Die ASt hat in ihrem Teilnahmeantrag unter Rubrik I.6. des Teilnahmeformulars die Fragen nach der Beteiligung an den wettbewerbswidrigen Absprachen in den […] sämtlich mit „ja“ beantwortet. Konsequent hat die ASt die Checkliste ausgefüllt und dem Teilnahmeantrag beigelegt. Der Inhalt der Darlegung bezieht sich in der Sache regelmäßig auf die [...] und deren Beteiligung an den Absprachen; an verschiedenen Stellen werden persönlich betroffene Personen benannt, darunter die Herren […], Herr [...]. Die Einlassung der ASt in der mündlichen Verhandlung vor der Vergabekammer, Herr [...] sei nicht an den Kartellabsprachen beteiligt gewesen, die Ag gehe mithin von einem unzutreffenden Sachverhalt aus, indem sie die persönliche Betroffenheit beider Geschäftsführer unterstelle, wohingegen tatsächlich nur ein Geschäftsführer beteiligt gewesen sei, trägt vor dem Hintergrund der eigenen Angaben der ASt in der Checkliste nicht.

Der beigefügte Handelsregisterauszug weist Herrn [...] als Geschäftsführer der ASt aus. Das Unternehmensschaubild (Anlage 7 zum Teilnahmeantrag) zeigt, dass die [...] alleinige Gesellschafterin der ASt ist, deren Gesellschafter sind danach wiederum die Herren […]. Diesen Sachverhalt legt die Ag zutreffend zugrunde.

In diesem Zusammenhang ist vielmehr die zusätzliche Frage aufzuwerfen, ob die ASt die in der Bekanntmachung aufgestellte Eignungsvoraussetzung „Darstellung der Unternehmensstruktur sowie der gesellschaftsrechtlichen und personellen Verflechtungen und Beteiligungen des Unternehmens“ auch tatsächlich vollständig bedient hat, denn ihr Schaubild weist nicht aus, inwieweit die [...], die nach den Einlassungen der ASt zwar inaktiv sein soll, formaljuristisch aber nach wie vor vorhanden, mit der ASt verflochten ist. Ob die Herren […] als Gesellschafter der [...], die wiederum einzige Gesellschafterin der ASt ist, auch an der [...] beteiligt sind, ergibt sich nicht aus dem Schaubild, die [...] findet dort keine Erwähnung. Sollte eine Beteiligung von […] an der [...] bestehen, so hätte dies im Schaubild deutlich gemacht werden müssen, ein Unterlassen wäre wohl jedenfalls als unvollständige Angabe, die Darstellung der gesamten Unternehmensstruktur einschließlich Verflechtungen – und hiernach war ja gefragt – möglicherweise und weitergehend auch als inhaltlich unrichtige Angabe durch Unterlassen zu werten. Die Ag hat hier aber offensichtlich keine weitere Aufklärung betrieben; auch im vorliegenden Verfahren ist es nicht erforderlich, von Amts wegen weitere Recherchen durchzuführen, da es hier letztendlich nicht entscheidungserheblich darauf ankommt.

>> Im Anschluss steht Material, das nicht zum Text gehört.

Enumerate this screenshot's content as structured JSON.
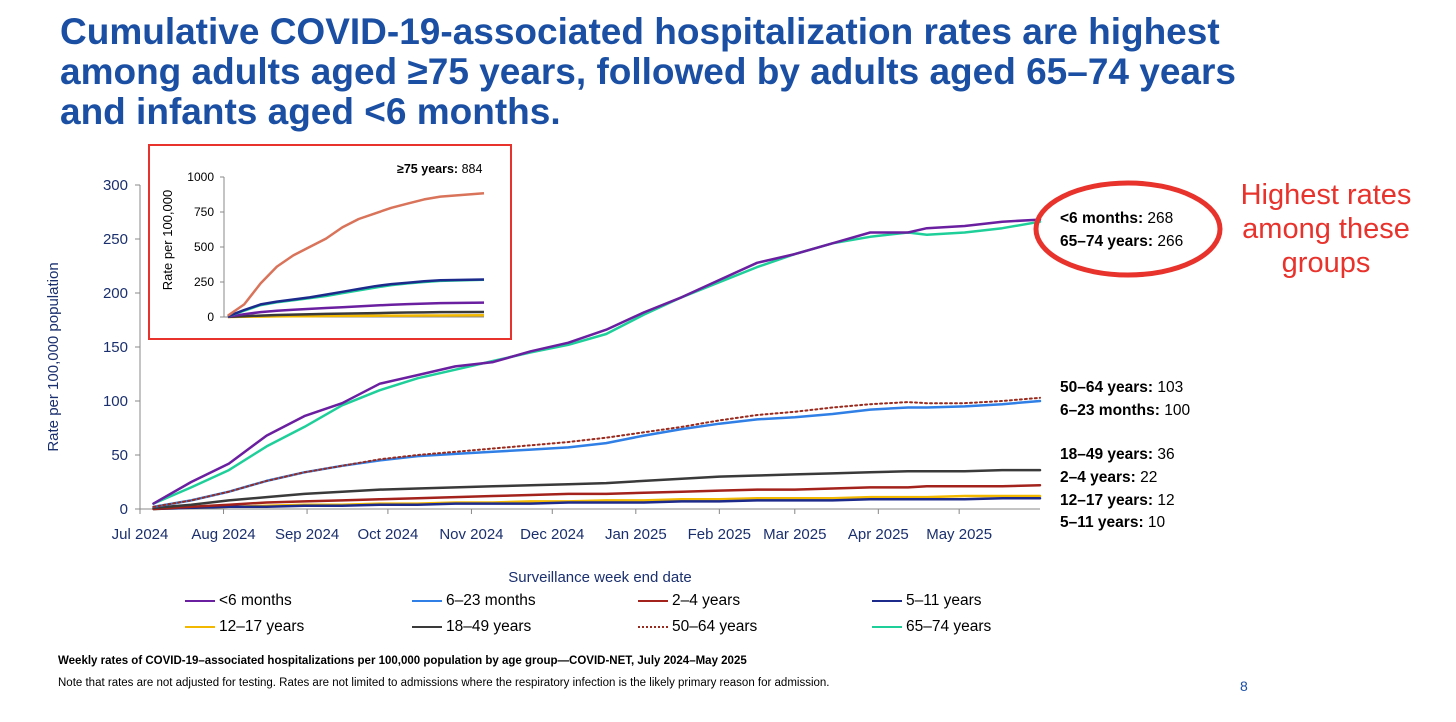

(2) Die nach Ablauf der Teilnahmefrist eingetretene Sachverhaltsfortentwicklung, nämlich die Abberufung der beiden Geschäftsführer der ASt mit Wirkung zum 20. April 2015, hat die Ag, ebenfalls korrekt, im Rahmen der Eignungsprüfung nicht mehr für ihre Entscheidungsfindung herangezogen:

Ablauf der Frist für den Eingang der Teilnahmeanträge war der […]. Bei der Setzung einer Frist für den Eingang von Teilnahmeanträgen handelt es sich um eine zulässige Frist, deren Mindestdauer zwischen Bekanntmachung und Eingang der Teilnahmeanträge von 30 Tagen (vgl. Art. 29 Abs. 1, 4. UA RL 2014/24/EU) vorliegend eingehalten wurde. Eine Frist für den Eingang der Teilnahmeanträge ist auch in der Sache notwendig, um einen Zeitpunkt festzulegen, zu dem der Auftraggeber die Eignungsprüfung durchführen kann.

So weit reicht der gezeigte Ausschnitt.